The conventional way to compare the cost of electricity generated by different sources is to calculate the levelized cost of electricity (LCOE) which is used to calculate the life cycle cost of producing electricity.
The LCOE depends on a number of variables such as capital costs, discount rate, fueling costs. The contribution of these variables to the total levelized cost vary from one source of electricity to another. For nuclear electricity, capital costs and the discount rate are the most important variables while for electricity produced by oil or natural gas, fuel costs are the dominant factor.

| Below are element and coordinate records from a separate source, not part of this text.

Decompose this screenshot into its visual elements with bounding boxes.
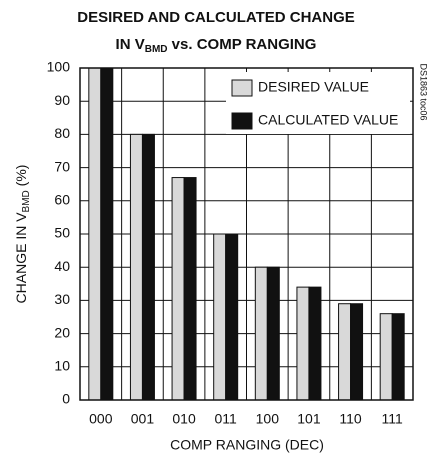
x-tick-label: 111 xyxy=(382,411,403,427)
x-tick-label: 010 xyxy=(172,411,196,427)
bar xyxy=(308,286,322,401)
y-tick-label: 50 xyxy=(54,225,70,241)
ylabel-subscript: BMD xyxy=(21,190,32,212)
legend-label: CALCULATED VALUE xyxy=(258,112,398,128)
bar xyxy=(296,286,310,401)
title-part: IN V xyxy=(116,36,145,53)
y-tick-label: 30 xyxy=(54,291,70,307)
y-tick-label: 100 xyxy=(47,59,71,75)
plot-frame xyxy=(79,67,414,401)
chart-title: IN VBMD vs. COMP RANGING xyxy=(116,36,317,55)
bar xyxy=(225,233,239,401)
x-tick-label: 000 xyxy=(89,411,113,427)
x-tick-label: 110 xyxy=(339,411,362,427)
y-tick-label: 90 xyxy=(54,92,70,108)
bar xyxy=(379,313,393,401)
bar xyxy=(266,266,280,401)
x-axis-title: COMP RANGING (DEC) xyxy=(170,437,324,453)
bar xyxy=(141,133,155,401)
bar xyxy=(129,133,143,401)
title-subscript: BMD xyxy=(145,44,168,55)
legend-swatch xyxy=(231,79,253,97)
y-axis-title: CHANGE IN VBMD (%) xyxy=(13,165,32,304)
bar xyxy=(100,67,114,401)
bar xyxy=(338,303,352,401)
chart-title: DESIRED AND CALCULATED CHANGE xyxy=(77,9,355,26)
watermark: DS1863 toc06 xyxy=(419,63,429,120)
y-tick-label: 60 xyxy=(54,192,70,208)
x-tick-label: 100 xyxy=(256,411,280,427)
bar xyxy=(88,67,102,401)
ylabel-part: CHANGE IN V xyxy=(13,212,29,304)
legend-label: DESIRED VALUE xyxy=(258,79,369,95)
bar xyxy=(254,266,268,401)
ylabel-part: (%) xyxy=(13,165,29,191)
bar xyxy=(391,313,405,401)
y-tick-label: 0 xyxy=(62,391,70,407)
y-tick-label: 10 xyxy=(54,358,70,374)
y-tick-label: 80 xyxy=(54,125,70,141)
bar xyxy=(171,177,185,401)
x-tick-label: 101 xyxy=(297,411,321,427)
legend-box xyxy=(226,72,410,134)
y-tick-label: 70 xyxy=(54,158,70,174)
y-tick-label: 40 xyxy=(54,258,70,274)
title-part: vs. COMP RANGING xyxy=(168,36,317,53)
bar xyxy=(350,303,364,401)
x-tick-label: 001 xyxy=(131,411,155,427)
x-tick-label: 011 xyxy=(215,411,238,427)
legend-swatch xyxy=(231,112,253,130)
y-tick-label: 20 xyxy=(54,324,70,340)
bar xyxy=(183,177,197,401)
bar xyxy=(213,233,227,401)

|Projected economic competitiveness of solar vs nuclear power|
In the next figure, the LCOE of nuclear electricity (red) and solar PV (green) are projected until 2025. The LCOE of nuclear electricity is presented within a band between a low (3000 $/kW) and a high (7000 $/kW) capital costs. There is little reason to expect the costs of nuclear power to decline substantially. Indeed, historically, costs of nuclear power have only increased.
On the other hand, the estimates of how fast solar costs are expected to decline are striking. The global average LCOE of solar PV is around 137 $/MWh. This is really a conservative estimate and current utility values are much lower. LCOE of solar PV is expected to decline between to 6% to 10% per year for the next 10 years.
This is interesting because what analysts often forget is that it takes on average about 7-8 years to build a nuclear power plant while a solar PV utility takes about 1-2 years. In a conservative scenario, solar PV will be well within the cost range of nuclear power, and perhaps more economically competitive if coupled with thermal storage and better demand management.
In this context, investing in nuclear could have an opportunity cost. For countries in the Middle East, building a nuclear power plant could easily take between 8-10 years. By that time, solar PV will likely be a more economically optimal option.